Have a plan and network
Hannon will be outlining general steps toward making a business plan “for those feeling inspired” to be their own bosses as they live longer lives, she said.
Among other things, Hannon suggests that older entrepreneurs should “soul-search” so they have “a solid MRI” of their own passion, personality, talents and inner drive to start a business.
Also, they should do research so that they will know “what it will take to really do this in terms of time and money.” They need to figure out a strict starting budget, since “debt is a dream killer,” she said.
Networking is essential for older new business owners, too, she added.
“I can’t overemphasize the importance of networking to help your business get off the ground and grow. Your network, your tribe, your believers are the ones who are going to propel you forward to success.
“Network with people doing work in the field you are eyeing. Ask how they got there, how they do their jobs, what they love about it,” she said.
Hannon agreed that “not everyone is wired to be an entrepreneur” in later life, but noted that many recent successful startups involve “senior-junior partnerships” where a 50- or 60-something boss pairs up with a 20s or 30s go-getter to share the direction of the business.
A new type of event
After two decades of being known as “the 50+EXPO,” the annual event presented by the Howard County Office of Aging and Independence has changed its format as well as its name.

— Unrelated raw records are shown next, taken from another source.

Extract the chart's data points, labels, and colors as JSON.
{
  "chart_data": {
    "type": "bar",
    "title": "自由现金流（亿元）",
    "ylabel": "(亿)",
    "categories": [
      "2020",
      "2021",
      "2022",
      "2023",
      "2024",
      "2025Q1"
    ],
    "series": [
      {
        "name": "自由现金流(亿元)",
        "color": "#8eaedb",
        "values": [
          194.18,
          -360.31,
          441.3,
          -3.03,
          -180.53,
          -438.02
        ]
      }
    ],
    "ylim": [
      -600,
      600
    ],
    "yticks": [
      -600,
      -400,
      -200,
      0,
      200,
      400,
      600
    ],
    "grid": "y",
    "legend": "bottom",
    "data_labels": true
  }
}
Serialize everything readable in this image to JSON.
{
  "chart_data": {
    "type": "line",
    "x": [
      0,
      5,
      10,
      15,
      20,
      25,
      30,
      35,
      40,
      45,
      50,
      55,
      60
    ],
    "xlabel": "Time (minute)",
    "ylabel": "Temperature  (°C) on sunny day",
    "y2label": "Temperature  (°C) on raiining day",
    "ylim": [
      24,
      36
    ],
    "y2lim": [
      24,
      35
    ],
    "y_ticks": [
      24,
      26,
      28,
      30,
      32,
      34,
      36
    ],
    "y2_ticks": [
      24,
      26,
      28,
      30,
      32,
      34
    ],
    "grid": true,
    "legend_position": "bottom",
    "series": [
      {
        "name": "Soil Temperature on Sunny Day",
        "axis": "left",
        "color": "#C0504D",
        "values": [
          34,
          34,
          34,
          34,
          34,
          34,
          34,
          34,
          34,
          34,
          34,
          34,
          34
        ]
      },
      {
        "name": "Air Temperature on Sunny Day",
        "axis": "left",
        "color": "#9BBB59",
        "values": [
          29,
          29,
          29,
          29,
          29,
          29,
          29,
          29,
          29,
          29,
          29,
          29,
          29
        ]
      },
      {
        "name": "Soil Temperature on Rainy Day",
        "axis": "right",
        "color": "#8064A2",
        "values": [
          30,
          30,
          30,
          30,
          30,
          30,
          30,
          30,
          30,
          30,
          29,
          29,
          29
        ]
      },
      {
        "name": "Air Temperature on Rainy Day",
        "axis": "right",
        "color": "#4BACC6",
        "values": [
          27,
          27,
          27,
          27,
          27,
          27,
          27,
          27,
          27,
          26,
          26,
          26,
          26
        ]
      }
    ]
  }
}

“Our Master Aging event is going to make a statement: In Howard County, everyone can age with dignity and enjoy the very best quality of life,” Howard County Executive Calvin Ball said in a statement. “The future of our community will be age-friendly, building on our strengths to provide the highest quality resources that enrich your lives.”
The event will still feature vendors and exhibitors. And for those who have become accustomed to seeing the Capitol Steps perform at past expos, they will return as well for a 2 p.m. show. Tickets are $5 for the performance.
There is also a new $1 admission fee to the exhibits, which will be on the HCC campus at Duncan Hall, the Health Sciences Building and the Horowitz Visual and Performing Arts Center.